Friday, April 17, 2015

Rosenberg Library and Museum - 4/14/15

The Rosenberg Library was dedicated on June 22, 1904, the birthday of patron, Henry Rosenberg (1824-1893). He was a merchant, baker, business leader, and philanthropist, who was born in Switzerland who arrived in Galveston in 1843. Childless, his will provided bequests to family and friends, followed by bequests to many charitable and religious causes. The remainder of his estate (more than $600k) provided for a free public library for the people of Galveston. Today it is the oldest public library in continuous operation in Texas.

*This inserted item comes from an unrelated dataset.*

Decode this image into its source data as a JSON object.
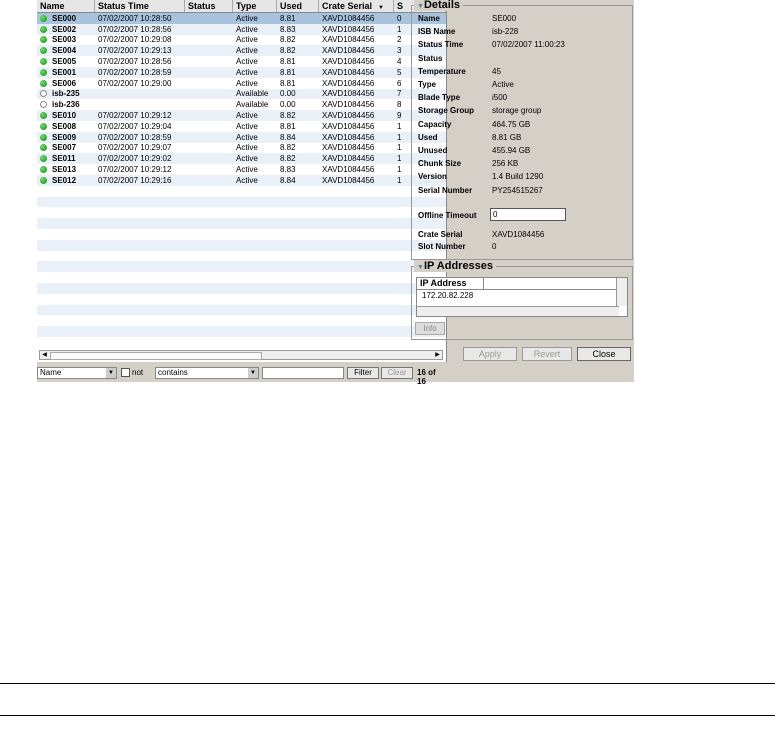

The library has four floors:
  • 1st: Children's Department (with a blue-tongues skink [Australia] named Rose). 

  • 2nd: Adult Services
  • 3rd: Computer Lab and Young Adult Book
  • 4th: Museum Galleries and Galveston & Texas History Center (rare book collection)
The museum was the primary reason that we visited the library. It houses collections of historic artifacts and documents donated over the years by families and friends of Galveston. A climate-controlled room in the attic was built in 2011 to store much of the priceless artwork. There is a permanent gallery, three galleries of rotating exhibits, as well as artwork throughout the library.

The Lykes Gallery is the permanent exhibit: Galveston: Treasure Isle of the Gulf. There are cases with artifacts showcasing the history of Galveston as an important seaport and thriving community since the 1800s.

The beautiful stained glass window depicts the first ship used by Lykes Lines - The Doctor Lyke. The ship's steering wheel and bell are also on display in the gallery.

Two ship models are displayed in this exhibit. The model of the Star Republic (completed in 1912) has been on display since 1927. It is a barque ship built in 1884 in Portland, CT, for the Galveston trade market.  The S.S. Indian of the Leyland Line was built and launched in 1900 and continued to be in service until 1923. She was used with trade between Liverpool and London to the Gulf of Mexico.

The Hutchings Gallery was established following a large donation from the children of Sealy Hutchings and his wife, Mary Moody Hutchings, to create a memorial room in honor of their parents.  It has family portraits as well as exhibits of historical items of Galveston before the Civil War.

At the entrance to the Hallway Gallery is this cast bronze sculpture, Bog Rider, by Edward James Fraughan (20th century). Many commemorative pieces by this artist can be found in public locations.

Arts of the American Southwest is the current display in the Hallway Gallery.

Beginning in the 1920, William and Viola Pabst (Galvestonians), travelled in the southwest and fell in love with Native American art. Their extensive collection was acquired by the museum in 1968. Photos of some of the collection can be seen below.


Weavings and basketry.

Kachina dolls.

Be sure not to miss this beautiful stained glass sky light at the end of the Hallway Gallery. 

We saw this cute guy as we were leaving the grounds of the library.

There is no admission fee to the museum. It is well worth a quick stop to visit. The library is located across the street from the Galveston Visitor Center. We parked in the parking lot of the Visitor Center which was very convenient. We enjoyed learning about Henry Rosenberg and the many generous contributions he made to the Galveston community. The exhibits change as much of the collection of historical artifacts and artwork are in storage. Check out their website to learn what is on display when.